Marvel Studios’un yetişkinlere yönelik ilk yapımı olan Echo dizisi, fragmanlardaki sahneleri ve Vincent D’Onofrio’nun Kingpin’i ile Marvel’ın Netflix dizilerine yakın bir atmosfer beklentisi yaratıyordu, peki bu beklentiyi karşılayabildi mi?
Hawkeye dizisini izleyenler bilecektir, Kingpin’in evlatlık kızı olan Maya Lopez yani Echo, öz babasının ölüm emrini Kingpin’in verdiğini öğrenmiş ve amcası saydığı bu adamdan intikam almaya gitmişti. Dizinin final sahnesinde tıpkı çizgi romanlarda olduğu gibi Kingpin’i gözünden vurmuştu. Echo dizisi karakterin hikâyesini tam olarak buradan devam ettiriyor. Hawkeye izlemeyenlere bir özet geçtikten sonra Maya’nın Wilson Fisk hanedanlığı ile kapatamadığı davasına geçiyor. Bu mücadelede bir hamle yapmak isteyen Maya, memleketi Tamaha – Oklahoma’ya dönüyor ve dolayısıyla yıllar sonra ailesi ve yerli kökleri ile tekrar yüzleşmesi gerekiyor.
Echo dizisi yeni yaratılan Marvel Spotlight markası altında yayınlanıyor. Marvel Cinematic Universe’in genel devamlılığına etkisi düşük olan, tekil karakter odaklı hikâyeler Marvel Spotlight başlığında toplanacak. Echo bu tanıma oldukça uygun olmuş. Maya’nın çocukluktan beri yaşadıklarını gösteren bir orijin hikâyesi olmanın ötesinde mensubu olduğu Oklahoma’daki Çoktav Kabilesi’ni tanıma fırsatımız oluyor, hatta biraz fazla mesai bile harcanıyor buna. Onun dışında MCU’nun kalanına büyük ihtimalle Daredevil: Born Again’de zaten izleyeceğimiz bir sahneyi after-credits’ine koyması dışında bağlanmıyor.

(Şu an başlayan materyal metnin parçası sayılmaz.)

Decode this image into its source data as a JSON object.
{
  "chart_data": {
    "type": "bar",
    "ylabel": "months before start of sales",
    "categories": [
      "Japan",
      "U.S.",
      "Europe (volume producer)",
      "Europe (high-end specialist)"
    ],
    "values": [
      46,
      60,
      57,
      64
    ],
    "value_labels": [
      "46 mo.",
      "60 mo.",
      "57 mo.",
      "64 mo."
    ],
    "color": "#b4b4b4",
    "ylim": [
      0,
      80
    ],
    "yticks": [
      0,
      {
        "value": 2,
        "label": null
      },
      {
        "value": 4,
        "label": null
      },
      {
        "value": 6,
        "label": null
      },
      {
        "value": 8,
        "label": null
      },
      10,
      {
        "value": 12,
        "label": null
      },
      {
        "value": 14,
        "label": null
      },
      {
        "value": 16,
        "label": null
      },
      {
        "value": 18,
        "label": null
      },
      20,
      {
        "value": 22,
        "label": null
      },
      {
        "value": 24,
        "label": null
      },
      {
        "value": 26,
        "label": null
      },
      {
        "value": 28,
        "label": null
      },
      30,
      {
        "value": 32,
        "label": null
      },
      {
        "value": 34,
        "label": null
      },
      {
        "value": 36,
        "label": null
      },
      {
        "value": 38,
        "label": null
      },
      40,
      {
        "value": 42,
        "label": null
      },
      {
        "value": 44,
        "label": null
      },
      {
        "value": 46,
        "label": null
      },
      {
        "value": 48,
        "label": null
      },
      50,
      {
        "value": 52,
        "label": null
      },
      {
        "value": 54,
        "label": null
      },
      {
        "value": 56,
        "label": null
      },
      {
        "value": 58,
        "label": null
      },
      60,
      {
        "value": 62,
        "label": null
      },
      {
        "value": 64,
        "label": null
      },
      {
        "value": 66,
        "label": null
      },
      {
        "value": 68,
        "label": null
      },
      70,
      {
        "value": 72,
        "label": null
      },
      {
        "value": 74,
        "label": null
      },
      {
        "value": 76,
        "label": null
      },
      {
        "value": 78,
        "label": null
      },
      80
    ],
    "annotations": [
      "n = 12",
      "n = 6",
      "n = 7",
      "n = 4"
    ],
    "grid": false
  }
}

Echo, Marvel evreninde belirli temsiliyetler açısından önemli bir karakter. Karakterin kendisi de onu canlandıran Alaqua Cox da işitme engelli ve bir bacağında protez mevcut. İşitme engeli, Hawkeye’ın duyma güçlüğü yaşadığı kendi dizisinde olduğu gibi Echo’da da akıcılığı asla azaltmıyor. Oyuncular duygusal veya hararetli konuşmalar yaparken izleyici de duygularını hissediyor, Cox’un doğuştan işitme engeli olması bunda bir etkendir diye düşünüyorum. 97 doğumlu oyuncunun Hawkeye ve Echo dışında oyunculuk deneyimi olmadığını da ekleyeyim.
Gerekli yerlerde sesler kesiliyor, dünyayı Maya’nın gözünden görmemiz sağlanıyor. Bir ortamın gürültüsü düşmanlar için dezavantaj olurken Echo bunu avantaja çeviriyor. Fakat bu verdiğim örneği sadece bir kez gördük, açıkçası daha çok böyle sahne olması gerektiğini düşünüyorum. Aynı görüşe Netflix Daredevil dizisindeki dövüş koreografilerine yakın, mümkünse tek plan sahneler için de sahibim. Daredevil’deki koridor dövüşüne yakın tek bir sahne görmek bana yetecek demiştim ama 5 bölümün ardından maalesef yetmedi demek zorundayım sevgili geek’ler.
Evet vaat edildiği gibi kostümlü Daredevil’ı görüyoruz, evet aradığımız o dövüş sahnelerinden de var ama sadece bir iki tane. Hatta koridor dövüşü ile çekim tekniği açısından kıyaslanabilecek tek bir sahne var, o fırsat da oldukça erken harcanıyor. Dizi ağzımıza bir parmak bal çalarak başlıyor ama sonrasında bizde +18 yaş sınırına tekabül eden TV-MA reytingini pek de hissettirmeyecek bir işe dönüşüyor. Kemikler kırılıyor, kurşunlar daha tereddütsüz sıkılıyor Echo dizisinde ancak bahsettiğim tek planımsı sahne ve bir ölüm sahnesi dışında dizinin yetişkinlere yönelik oluşunu hissetmedim diyebilirim.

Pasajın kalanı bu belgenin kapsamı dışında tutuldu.